Ma famille de cœur, Carole Weisweiller
Ma famille de cœur, éd. Michel de Maule, novembre 2016, 112 pages, 17 €
Ecrivain(s): Carole Weisweiller
La « famille » de Carole Weisweiller, fille de cœur de Jean Cocteau.
Le livre de Carole Weisweiller est, sur l’amitié, un modèle du genre. Il réjouira les plus anciens des lecteurs qui ont connu, du moins de noms, sa « famille de cœur », et ouvrira aux plus jeunes des horizons nouveaux sur le XX° siècle.

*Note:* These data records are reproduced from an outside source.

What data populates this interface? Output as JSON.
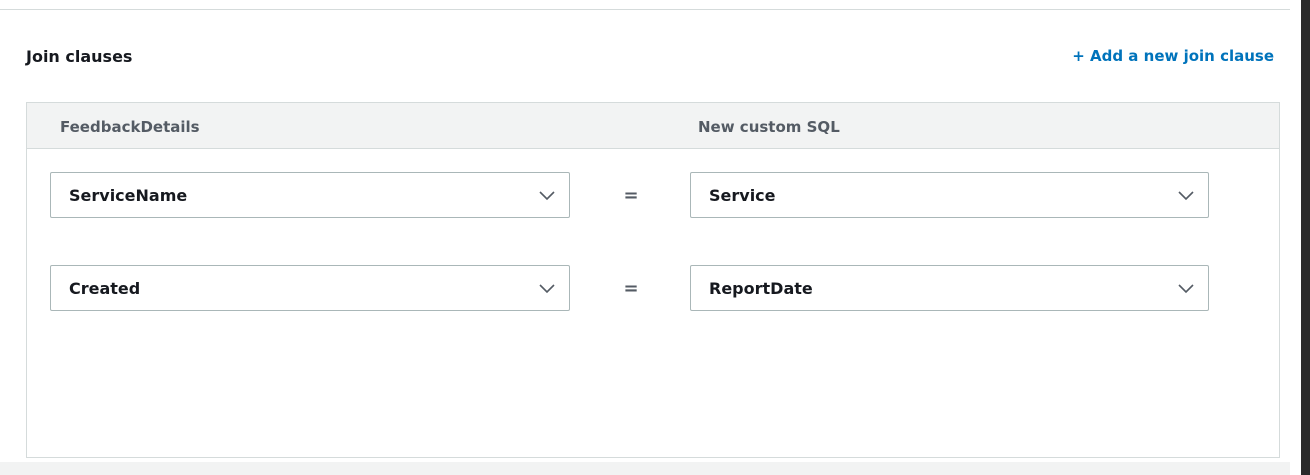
{
  "section": {
    "title": "Join clauses",
    "add_link": "+ Add a new join clause"
  },
  "table": {
    "left_header": "FeedbackDetails",
    "right_header": "New custom SQL",
    "operator": "=",
    "rows": [
      {
        "left": "ServiceName",
        "right": "Service"
      },
      {
        "left": "Created",
        "right": "ReportDate"
      }
    ]
  },
  "icons": {
    "dropdown": "chevron-down-icon"
  },
  "colors": {
    "link": "#0073bb",
    "header_bg": "#f2f3f3",
    "border": "#aab7b8"
  }
}
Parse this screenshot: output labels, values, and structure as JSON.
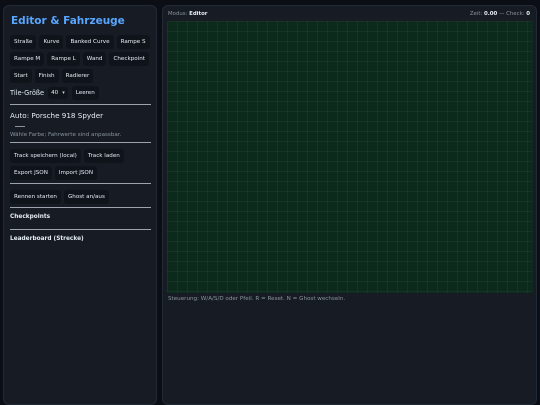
{
  "sidebar": {
    "title": "Editor & Fahrzeuge",
    "tool_rows": [
      [
        "Straße",
        "Kurve",
        "Banked Curve",
        "Rampe S"
      ],
      [
        "Rampe M",
        "Rampe L",
        "Wand",
        "Checkpoint"
      ],
      [
        "Start",
        "Finish",
        "Radierer"
      ]
    ],
    "tile_size_label": "Tile-Größe",
    "tile_size_value": "40",
    "clear_label": "Leeren",
    "car_label": "Auto: Porsche 918 Spyder",
    "car_hint": "Wähle Farbe; Fahrwerte sind anpassbar.",
    "track_buttons": [
      [
        "Track speichern (local)",
        "Track laden"
      ],
      [
        "Export JSON",
        "Import JSON"
      ]
    ],
    "race_buttons": [
      "Rennen starten",
      "Ghost an/aus"
    ],
    "checkpoints_heading": "Checkpoints",
    "leaderboard_heading": "Leaderboard (Strecke)"
  },
  "main": {
    "mode_label": "Modus:",
    "mode_value": "Editor",
    "time_label": "Zeit:",
    "time_value": "0.00",
    "check_label": "— Check:",
    "check_value": "0",
    "controls_hint": "Steuerung: W/A/S/D oder Pfeil. R = Reset. N = Ghost wechseln."
  },
  "colors": {
    "accent": "#58a6ff",
    "canvas": "#0b2a1c",
    "panel": "#161b24",
    "background": "#0b0f15"
  }
}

La vente de la Villa Santo-Sospir aux fresques peintes par Jean Cocteau a probablement amené Carole, sa propriétaire, qui « fermait un chapitre important de (sa) vie » à faire le récit des amitiés qui l’ont marquée après la mort du Poète.
C’est bien sûr Jean Marais, le bien-aimé de toute une génération d’adultes et d’enfants, son « grand frère » – son dernier lien avec Cocteau – qui est à l’honneur du premier chapitre. Jusqu’au cimetière de Vallauris où celui-ci repose et où elle lui a dit adieu, Carole raconte les spectacles, les fêtes, les émissions, tout ce qui a pu approfondir leur amitié.
Le second chapitre est consacré à l’amitié qu’elle a entretenue avec Jean-Claude Brialy. Elle évoque, là aussi, dans une superbe lettre écrite à sa mort, ce grand artiste comme « le frère de cœur » choisi après Jean Marais.
A la suite de ces deux grandes figures, d’autres portraits comme celui de Nana Mouskouri, devenue son amie grâce à Jean-Claude Brialy, font la joie du lecteur. Comme celui également de Raymond Gérôme. Initiée au théâtre par le Poète, Carole sera l’assistante du metteur en scène.
La précision, alliée à l’humour, des anecdotes, enchante également le lecteur qui n’en est qu’à ses premières découvertes. En digne fille de cœur de Jean Cocteau, Carole entre dans un univers à la fois de travail et de rêve. Jusqu’à, un jour, être, par exemple, la souffleuse de Paul Meurice mourant de trac ! Un univers qui lui offre de magnifiques amitiés : celle de Ninon Tallon Karlweis, amie de Jean Giraudoux et ouverte à la spiritualité, ou celle de Herbert Von Karajan grâce auquel elle a ressenti ses premières émotions musicales.
Le charme du livre, il faut l’ajouter, repose sur un récit chronologique des faits et des rencontres. Ainsi Carole, fascinée par l’œuvre de son ami le metteur en scène anglais Peter Brook, devient-elle, à l’aube de 1968, productrice de films. Puis, dans un tout autre domaine, vient le récit de son expérience spirituelle près de Pondichéry et celle, encore, de sa vie dans un Kibboutz.
La dernière partie du livre est une suite de portraits d’artistes prestigieux eux aussi, comme celui de la décoratrice Madeleine Castaing, du danseur Jacques Chazot, ou de l’immense Picasso lui-même, dont le lecteur, toujours émerveillé, découvrira des pans de vie.
Le récit de Carole se clôt sur ses amitiés avec les grands couturiers – de Yves Saint-Laurent, Mademoiselle Chanel à Pierre Cardin, ils ont habillé sa mère Francine – ces artistes qu’elle admire et qui montrent aux lecteurs, sous sa plus belle lumière, le XX° siècle et l’orée du suivant. Ceux-ci achèvent leur lecture, rassasiés de connaissances et de beautés diverses.
Pour finir, Carole éprouve le besoin d’évoquer son amour pour son fils adopté tardivement au Mexique et, paradoxalement, ses réflexions sur la solitude.